Background

Statistical model building is a fundamental part of many statistical analyses. The aim is to use the data and, if available, information about its generating process, to construct statistical models which parsimoniously describe relevant and important features in the data. Arguably, the most widely used method for selecting variables is to minimise either Akaike’s information criterion (AIC) or the Bayesian information criterion (BIC) and their variants. However, AIC and BIC are not the only criteria of interest for the optimal selection of models. A major advance in the field is the Lasso and other related recent methods that use regularization. The Lasso and its extensions can handle data that involve more predictor variables than samples, the ‘large p, small n’ problem.

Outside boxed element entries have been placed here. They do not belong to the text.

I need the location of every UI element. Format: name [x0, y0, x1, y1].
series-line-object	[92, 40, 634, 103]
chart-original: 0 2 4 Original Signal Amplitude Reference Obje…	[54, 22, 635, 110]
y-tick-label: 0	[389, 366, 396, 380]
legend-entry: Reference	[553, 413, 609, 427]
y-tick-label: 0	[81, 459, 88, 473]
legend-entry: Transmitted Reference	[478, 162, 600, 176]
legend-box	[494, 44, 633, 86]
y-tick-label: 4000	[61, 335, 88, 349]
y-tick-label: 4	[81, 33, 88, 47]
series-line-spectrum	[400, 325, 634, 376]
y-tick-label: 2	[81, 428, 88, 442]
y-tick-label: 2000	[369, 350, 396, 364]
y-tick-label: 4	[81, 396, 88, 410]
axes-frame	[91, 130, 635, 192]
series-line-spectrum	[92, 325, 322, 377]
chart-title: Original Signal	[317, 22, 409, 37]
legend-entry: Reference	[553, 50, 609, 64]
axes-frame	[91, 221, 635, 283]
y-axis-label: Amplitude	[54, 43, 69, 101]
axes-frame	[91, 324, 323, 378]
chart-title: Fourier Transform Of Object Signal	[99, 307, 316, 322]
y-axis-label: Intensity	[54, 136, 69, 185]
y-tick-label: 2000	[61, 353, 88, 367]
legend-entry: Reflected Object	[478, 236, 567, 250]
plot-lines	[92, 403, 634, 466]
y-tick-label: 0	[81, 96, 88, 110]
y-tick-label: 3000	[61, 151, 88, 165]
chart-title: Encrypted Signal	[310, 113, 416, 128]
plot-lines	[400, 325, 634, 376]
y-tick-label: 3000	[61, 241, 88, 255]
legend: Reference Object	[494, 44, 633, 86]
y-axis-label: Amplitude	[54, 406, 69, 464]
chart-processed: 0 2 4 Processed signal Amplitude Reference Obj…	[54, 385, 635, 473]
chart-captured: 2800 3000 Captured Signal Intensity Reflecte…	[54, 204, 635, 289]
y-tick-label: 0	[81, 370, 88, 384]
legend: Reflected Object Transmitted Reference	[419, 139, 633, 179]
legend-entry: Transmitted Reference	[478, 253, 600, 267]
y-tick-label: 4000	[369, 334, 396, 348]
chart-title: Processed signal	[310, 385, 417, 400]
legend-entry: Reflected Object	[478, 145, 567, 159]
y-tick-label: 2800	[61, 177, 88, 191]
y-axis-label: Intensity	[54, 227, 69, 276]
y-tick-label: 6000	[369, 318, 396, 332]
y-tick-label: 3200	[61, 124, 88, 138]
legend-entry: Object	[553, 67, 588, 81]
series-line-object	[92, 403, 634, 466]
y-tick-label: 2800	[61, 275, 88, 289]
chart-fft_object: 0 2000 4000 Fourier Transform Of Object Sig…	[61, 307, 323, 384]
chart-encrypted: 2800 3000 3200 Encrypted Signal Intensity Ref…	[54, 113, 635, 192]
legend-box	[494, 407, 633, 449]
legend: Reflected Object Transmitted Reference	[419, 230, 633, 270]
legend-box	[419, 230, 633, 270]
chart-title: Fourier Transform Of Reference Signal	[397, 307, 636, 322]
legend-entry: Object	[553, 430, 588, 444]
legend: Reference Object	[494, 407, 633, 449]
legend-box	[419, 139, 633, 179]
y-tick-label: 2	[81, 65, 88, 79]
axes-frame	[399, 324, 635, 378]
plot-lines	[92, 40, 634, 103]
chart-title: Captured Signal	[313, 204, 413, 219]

The stability of selected components is paramount for reliable predictive final model(s), which can be achieved through stability paths, a product of repeated model selection on bootstrapped or cross-validated samples.

Objectives

This short course focuses on model selection techniques for linear and generalised linear regression in two scenarios: when an extensive search of the model space is possible as well as when the dimension is large and either stepwise algorithms or regularisation techniques have to be employed to identify good models. We incorporate recent research on graphical tools for model choice and on how to tune regularisation procedures, such as the Lasso through resampling or model selection criteria.

The practical implementation of the discussed methods is an essential component of this course. Interactive labs will give participants the opportunity to apply what they have learnt. We will use the cross-platform, open-source software R, in particular the leaps, bestglm, glmnet and mplot packages.